Florent Marchet est de retour cette semaine avec Tant que tu respires, 1er extrait de son prochain album Mobil home. Une magnifique chanson d’amour à fleur de peau, dans laquelle l’artiste l’envisage comme un refuge pour se mettre à l’abri du monde.

Tous les ingrédients qui font la signature de Florent Marchet sont là et permettent de réussir haut la main l’exercice périlleux de la chanson d’amour : l’écriture exigeante, la justesse des mots et des portraits, son phrasé si particulier, sa force d’interprétation.

Florent Marchet confie : « Des années que je cherchais à écrire cette chanson intime et sentimentale, à célébrer le lien amoureux comme rempart face à un monde anxiogène. Le grand amour comme abri solide. Mais tôt ou tard, le feu finira par s’éteindre, c’est inéluctable. »

Le clip réalisé par l’artiste tunisien Bachir Tayachi met en scène Florent Marchet campant un personnage ordinaire. Filmé en lumière naturelle, sans maquillage, Florent Marchet évolue dans différentes situations ou lieux, entre réel et surnaturel, créant une tension grandissante. L’amour, matérialisé par les mains qui l’enveloppent, est un rempart à la solitude dans un monde étrange et abîmé. 

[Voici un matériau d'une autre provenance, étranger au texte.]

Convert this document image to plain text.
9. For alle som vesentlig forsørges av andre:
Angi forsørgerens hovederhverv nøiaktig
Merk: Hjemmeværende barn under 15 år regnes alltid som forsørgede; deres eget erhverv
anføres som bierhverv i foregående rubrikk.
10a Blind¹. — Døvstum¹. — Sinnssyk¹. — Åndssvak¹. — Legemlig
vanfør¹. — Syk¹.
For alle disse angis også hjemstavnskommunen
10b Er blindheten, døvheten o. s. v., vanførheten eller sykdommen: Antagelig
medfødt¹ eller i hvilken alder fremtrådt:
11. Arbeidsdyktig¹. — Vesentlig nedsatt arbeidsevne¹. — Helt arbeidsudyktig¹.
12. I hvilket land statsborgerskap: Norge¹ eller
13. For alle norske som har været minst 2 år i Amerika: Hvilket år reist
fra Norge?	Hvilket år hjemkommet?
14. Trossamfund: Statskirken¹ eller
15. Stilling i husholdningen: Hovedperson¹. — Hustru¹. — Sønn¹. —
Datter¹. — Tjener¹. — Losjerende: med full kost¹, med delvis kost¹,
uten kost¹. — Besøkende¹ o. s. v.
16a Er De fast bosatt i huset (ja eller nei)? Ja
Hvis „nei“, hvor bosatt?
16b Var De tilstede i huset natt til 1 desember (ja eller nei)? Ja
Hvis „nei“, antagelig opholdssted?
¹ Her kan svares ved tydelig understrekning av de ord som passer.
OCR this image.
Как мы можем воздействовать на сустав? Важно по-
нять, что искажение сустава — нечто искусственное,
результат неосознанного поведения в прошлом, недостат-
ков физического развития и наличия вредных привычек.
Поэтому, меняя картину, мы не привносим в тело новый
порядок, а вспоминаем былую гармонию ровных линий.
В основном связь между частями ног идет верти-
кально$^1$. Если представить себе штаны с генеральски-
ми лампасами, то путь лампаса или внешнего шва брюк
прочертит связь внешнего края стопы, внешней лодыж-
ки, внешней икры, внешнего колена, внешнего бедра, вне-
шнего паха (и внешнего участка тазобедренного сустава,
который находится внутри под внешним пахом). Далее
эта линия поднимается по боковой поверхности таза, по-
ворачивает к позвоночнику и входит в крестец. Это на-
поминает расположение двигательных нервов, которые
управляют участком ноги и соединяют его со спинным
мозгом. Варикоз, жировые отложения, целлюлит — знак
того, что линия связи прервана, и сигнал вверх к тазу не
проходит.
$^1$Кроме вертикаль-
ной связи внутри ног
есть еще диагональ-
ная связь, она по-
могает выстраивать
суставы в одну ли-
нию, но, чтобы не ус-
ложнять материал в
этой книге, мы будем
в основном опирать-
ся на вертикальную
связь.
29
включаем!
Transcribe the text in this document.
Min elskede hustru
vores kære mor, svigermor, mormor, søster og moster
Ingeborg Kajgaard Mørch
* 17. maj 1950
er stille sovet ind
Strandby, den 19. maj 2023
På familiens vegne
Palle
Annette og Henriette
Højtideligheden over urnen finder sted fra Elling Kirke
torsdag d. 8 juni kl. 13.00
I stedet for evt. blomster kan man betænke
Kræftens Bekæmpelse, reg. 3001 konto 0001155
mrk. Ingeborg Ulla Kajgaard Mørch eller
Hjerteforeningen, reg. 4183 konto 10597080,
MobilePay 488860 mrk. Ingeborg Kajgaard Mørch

Pierre de Maere – Je pense à vous

Dans le sillage d’une pop irrévérencieuse, Pierre de Maere revient avec Je pense à vous. Toujours en équilibre entre panache et fragilité, le chanteur belge partage un morceau aussi personnel qu’élégant.

Pierre de Maere, qui fait son grand retour après 3 ans d’absence, s’adresse à son public en martelant : « Je vais, je viens, ça monte, Et je pense à vous ». Il s’offre aussi, dans les textes, un clin d’œil à Françoise Hardy dont le regard se comparait aux garçons et les filles de son âge. Celui qui a collaboré avec Dua Lipa n’oublie pas d’où il vient.

Le clip de Je pense à vous réalisé par Edie Blanchard a été tourné non loin de là où il a grandi. Pierre de Maere confie qu’à l’époque on disait de lui qu’il était « bizarre » mais que c’était « normal, (car) c’est un artiste ». Le musicien aura l’occasion de chanter cette chanson d’amour à son public à l’Olympia en début de décembre prochain. 

blesse C’est normal

C’est normal est le quatrième et dernier extrait du nouvel album de blesse Transit, sorti le 16 avril 2026.

Toujours réalisé par CAO, le clip nous emmène cette fois-ci en dehors du hangar où se sont déroulés les trois derniers. Entre toits et stationnements, C’est normal nous déculpabilise des choix que l’on peut faire, des directions que l’on prend, ou des jugements que l’on porte sur soi-même.

C’est normal est également la dernière pièce de l’album et illustre bien ce que l’on a pu vivre les quatre ami·e·s dans la cocréation de cet album, une vulnérabilité collective où l’expérience de l’intime devient un espace partagé.